Future FHWA Implementation of Policy Objectives

The extent to which FHWA intends to carry-forward the policy objectives articulated in ‎the FHWA ‎Policy Memo is reflected in the description of future actions anticipated to be taken. ‎The memo refers ‎to adopting and implementing laws and regulations, including the issuance of ‎guidance for “legacy” ‎programs impacted by the IIJA. Presumably this could change the criteria ‎for existing programs like ‎the Transportation Infrastructure Innovation and Finance Act ‎‎(“TIFIA”) which has helped to support a ‎number of major new and expanded capacity projects. ‎Additionally, FHWA is soliciting stakeholder ‎input on implementation of the IIJA through a ‎request for information, published in the Federal ‎Register on December 1, 2021‎.‎

Impacts on Texas

While there are clearly funds to be made available for transit and other beneficial projects, ‎the ‎general policy articulated in the FHWA Policy Memo will not be welcome news to many ‎Texas ‎communities. To be clear, the overall transportation funding gap in Texas includes the ‎need for both ‎new capacity and the need to maintain existing infrastructure, and prioritizing the ‎use of IIJA funding ‎for the repair, rehabilitation, reconstruction, replacement, and maintenance ‎of existing transportation ‎infrastructure will help in addressing those needs in Texas.
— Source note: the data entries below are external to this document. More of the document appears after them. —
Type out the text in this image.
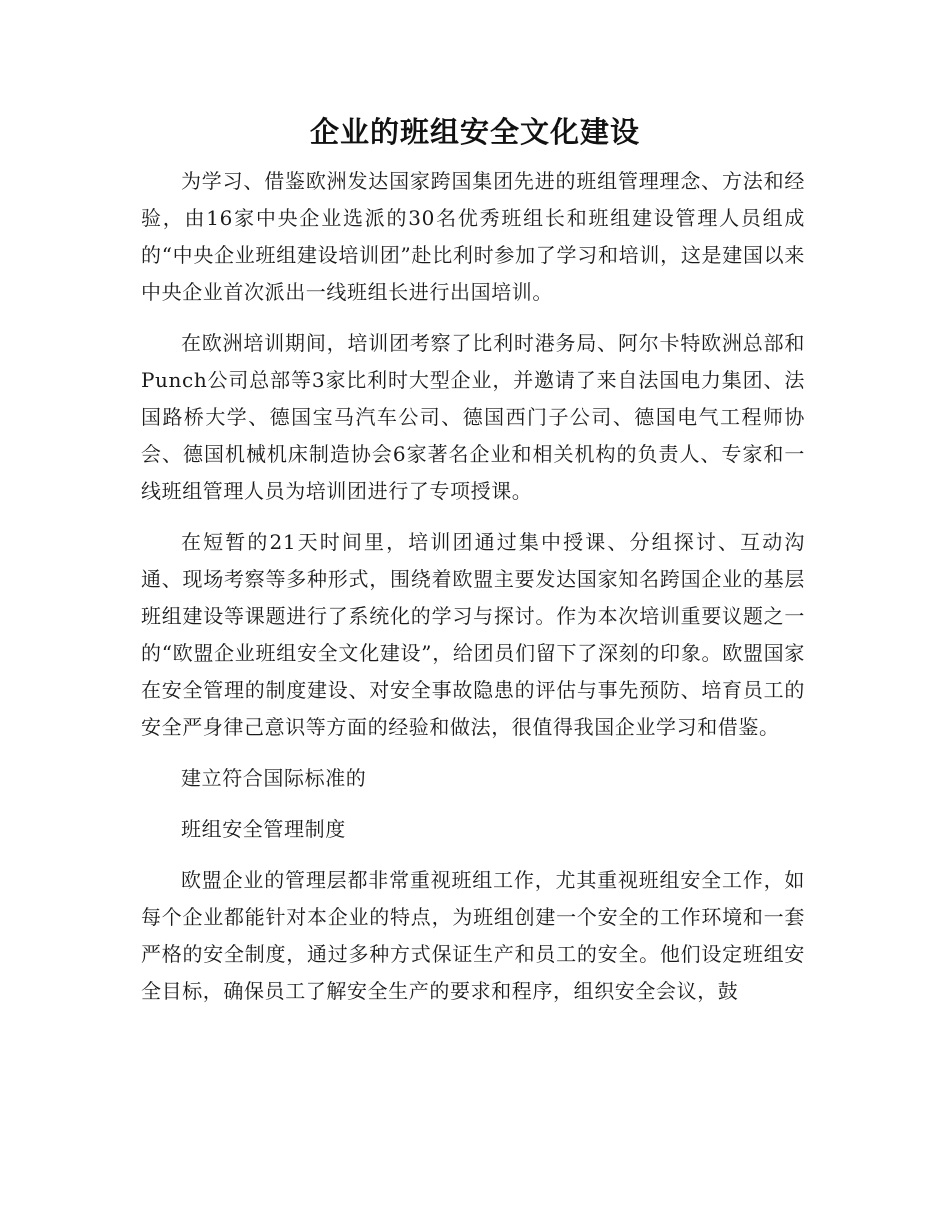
企业的班组安全文化建设

为学习、借鉴欧洲发达国家跨国集团先进的班组管理理念、方法和经验，由16家中央企业选派的30名优秀班组长和班组建设管理人员组成的“中央企业班组建设培训团”赴比利时参加了学习和培训，这是建国以来中央企业首次派出一线班组长进行出国培训。

在欧洲培训期间，培训团考察了比利时港务局、阿尔卡特欧洲总部和Punch公司总部等3家比利时大型企业，并邀请了来自法国电力集团、法国路桥大学、德国宝马汽车公司、德国西门子公司、德国电气工程师协会、德国机械机床制造协会6家著名企业和相关机构的负责人、专家和一线班组管理人员为培训团进行了专项授课。

在短暂的21天时间里，培训团通过集中授课、分组探讨、互动沟通、现场考察等多种形式，围绕着欧盟主要发达国家知名跨国企业的基层班组建设等课题进行了系统化的学习与探讨。作为本次培训重要议题之一的“欧盟企业班组安全文化建设”，给团员们留下了深刻的印象。欧盟国家在安全管理的制度建设、对安全事故隐患的评估与事先预防、培育员工的安全严身律己意识等方面的经验和做法，很值得我国企业学习和借鉴。

建立符合国际标准的

班组安全管理制度

欧盟企业的管理层都非常重视班组工作，尤其重视班组安全工作，如每个企业都能针对本企业的特点，为班组创建一个安全的工作环境和一套严格的安全制度，通过多种方式保证生产和员工的安全。他们设定班组安全目标，确保员工了解安全生产的要求和程序，组织安全会议，鼓
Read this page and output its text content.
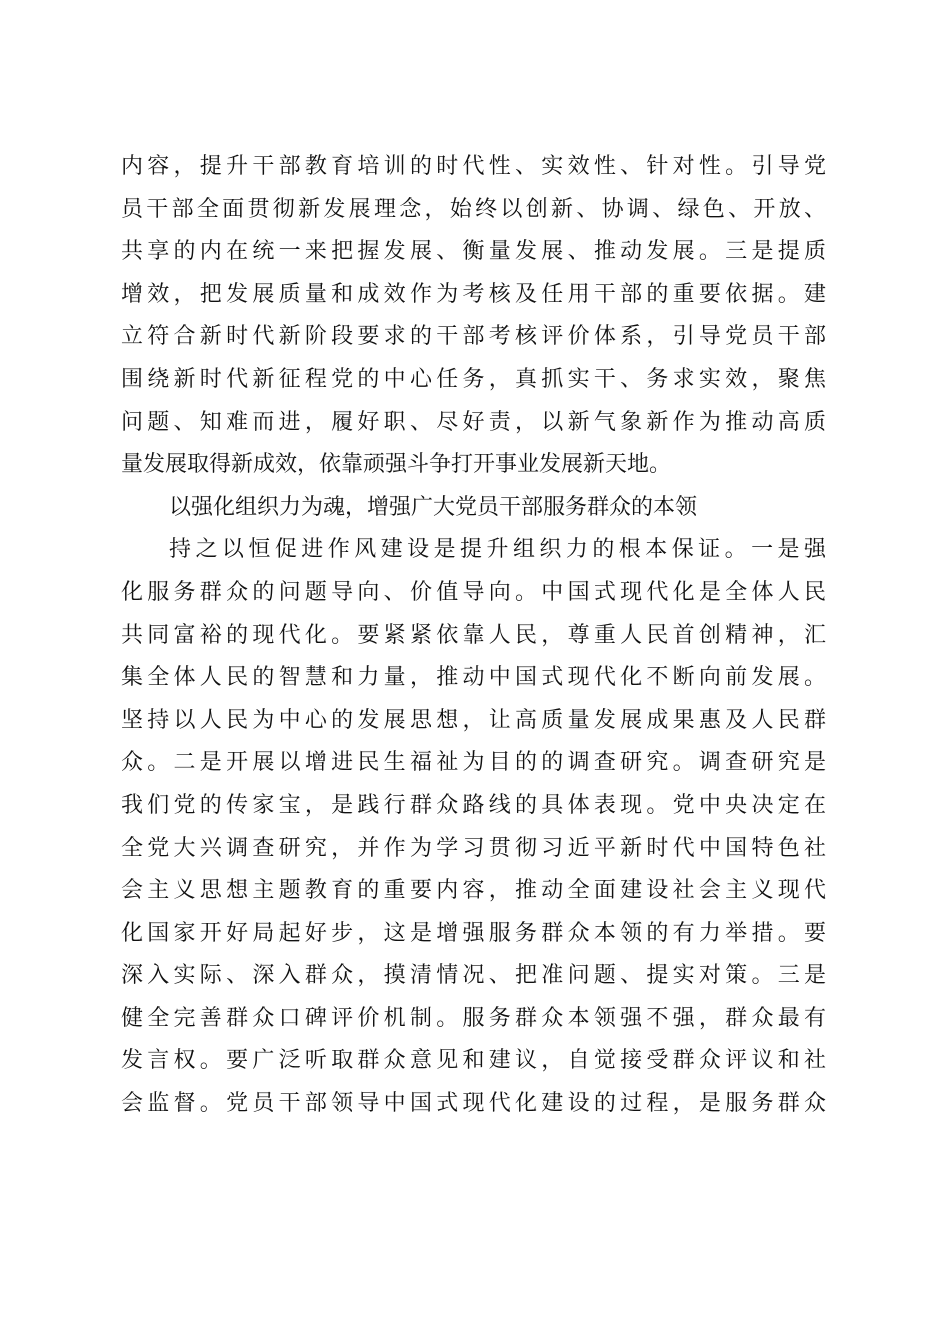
内容，提升干部教育培训的时代性、实效性、针对性。引导党
员干部全面贯彻新发展理念，始终以创新、协调、绿色、开放、
共享的内在统一来把握发展、衡量发展、推动发展。三是提质
增效，把发展质量和成效作为考核及任用干部的重要依据。建
立符合新时代新阶段要求的干部考核评价体系，引导党员干部
围绕新时代新征程党的中心任务，真抓实干、务求实效，聚焦
问题、知难而进，履好职、尽好责，以新气象新作为推动高质
量发展取得新成效，依靠顽强斗争打开事业发展新天地。
以强化组织力为魂，增强广大党员干部服务群众的本领
持之以恒促进作风建设是提升组织力的根本保证。一是强
化服务群众的问题导向、价值导向。中国式现代化是全体人民
共同富裕的现代化。要紧紧依靠人民，尊重人民首创精神，汇
集全体人民的智慧和力量，推动中国式现代化不断向前发展。
坚持以人民为中心的发展思想，让高质量发展成果惠及人民群
众。二是开展以增进民生福祉为目的的调查研究。调查研究是
我们党的传家宝，是践行群众路线的具体表现。党中央决定在
全党大兴调查研究，并作为学习贯彻习近平新时代中国特色社
会主义思想主题教育的重要内容，推动全面建设社会主义现代
化国家开好局起好步，这是增强服务群众本领的有力举措。要
深入实际、深入群众，摸清情况、把准问题、提实对策。三是
健全完善群众口碑评价机制。服务群众本领强不强，群众最有
发言权。要广泛听取群众意见和建议，自觉接受群众评议和社
会监督。党员干部领导中国式现代化建设的过程，是服务群众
However, ‎Texas continues to be the ‎fastest growing state in the country, and notwithstanding increases in ‎state funding during the past ‎decade, it continues to fall several billion dollars short each year in ‎meeting the aggregate need for ‎new and expanded roadways. Many communities are struggling ‎with the need for congestion relief, ‎including on corridors that are vital to that state and national ‎economies. Those that were hoping the ‎IIJA might solve the funding gap for new capacity may ‎need to continue to look for other funding ‎sources rather than rely on any hoped for support from ‎the IIJA.‎

Infrastructure Investment and Jobs Act Funding Categories

  • ‎$110 billion for repair, replacement, and reconstruction of roads and bridges (primary ‎‎emphasis on bridges)‎
  • ‎$66 billion for deferred maintenance for Amtrak, rail improvements in the Northeast ‎‎Corridor, and improving rail service and safety in other parts of the country
  • $73 billion to protect and improve the power grid, upgrade and modernize power lines, ‎‎prevent hacking of the power grid, and support clean energy
  • ‎$65 billion for states to implement increased broadband deployment, particularly in rural ‎‎areas and in low-income communities
  • ‎$55 billion for lead remediation and pipe replacement, chemical cleanup, and clean ‎‎drinking water in Tribal Nations and disadvantaged communities
  • ‎$50 billion to address flooding, wildfires, coastal erosion, and droughts, funding also ‎‎provided for cybersecurity and protecting critical infrastructure
  • ‎$39 billion for public transit, including addressing repair backlogs, creating new bus ‎routes, ‎and increasing accessibility for seniors and the disabled
  • ‎$25 billion for upgrades and expansions of U.S. airports, including runways, gates, ‎‎taxiways, control towers, control systems, terminals, and concessions
  • $21 billion to clean up Superfund and brownfield sites, reclaim abandoned mine land, ‎and ‎cap old and abandoned oil and gas wells
  • ‎$17 billion for port infrastructure and waterways, including coastal infrastructure, inland ‎‎waterway improvements, and land ports of entry
  • ‎$11 billion for highway and pedestrian safety, including investments in Safe Street ‎‎programs
  • ‎$7.5 billion to build out a nationwide network of electric vehicle charging stations
  • ‎$7.5 billion for electric school buses, primarily in low-income, rural, and tribal ‎communities
  • ‎$1 billion for reconnecting communities

DISCLAIMER: Because of the generality of this update, the information provided herein may not be applicable in all situations and should not be acted upon without specific legal advice based on particular situations.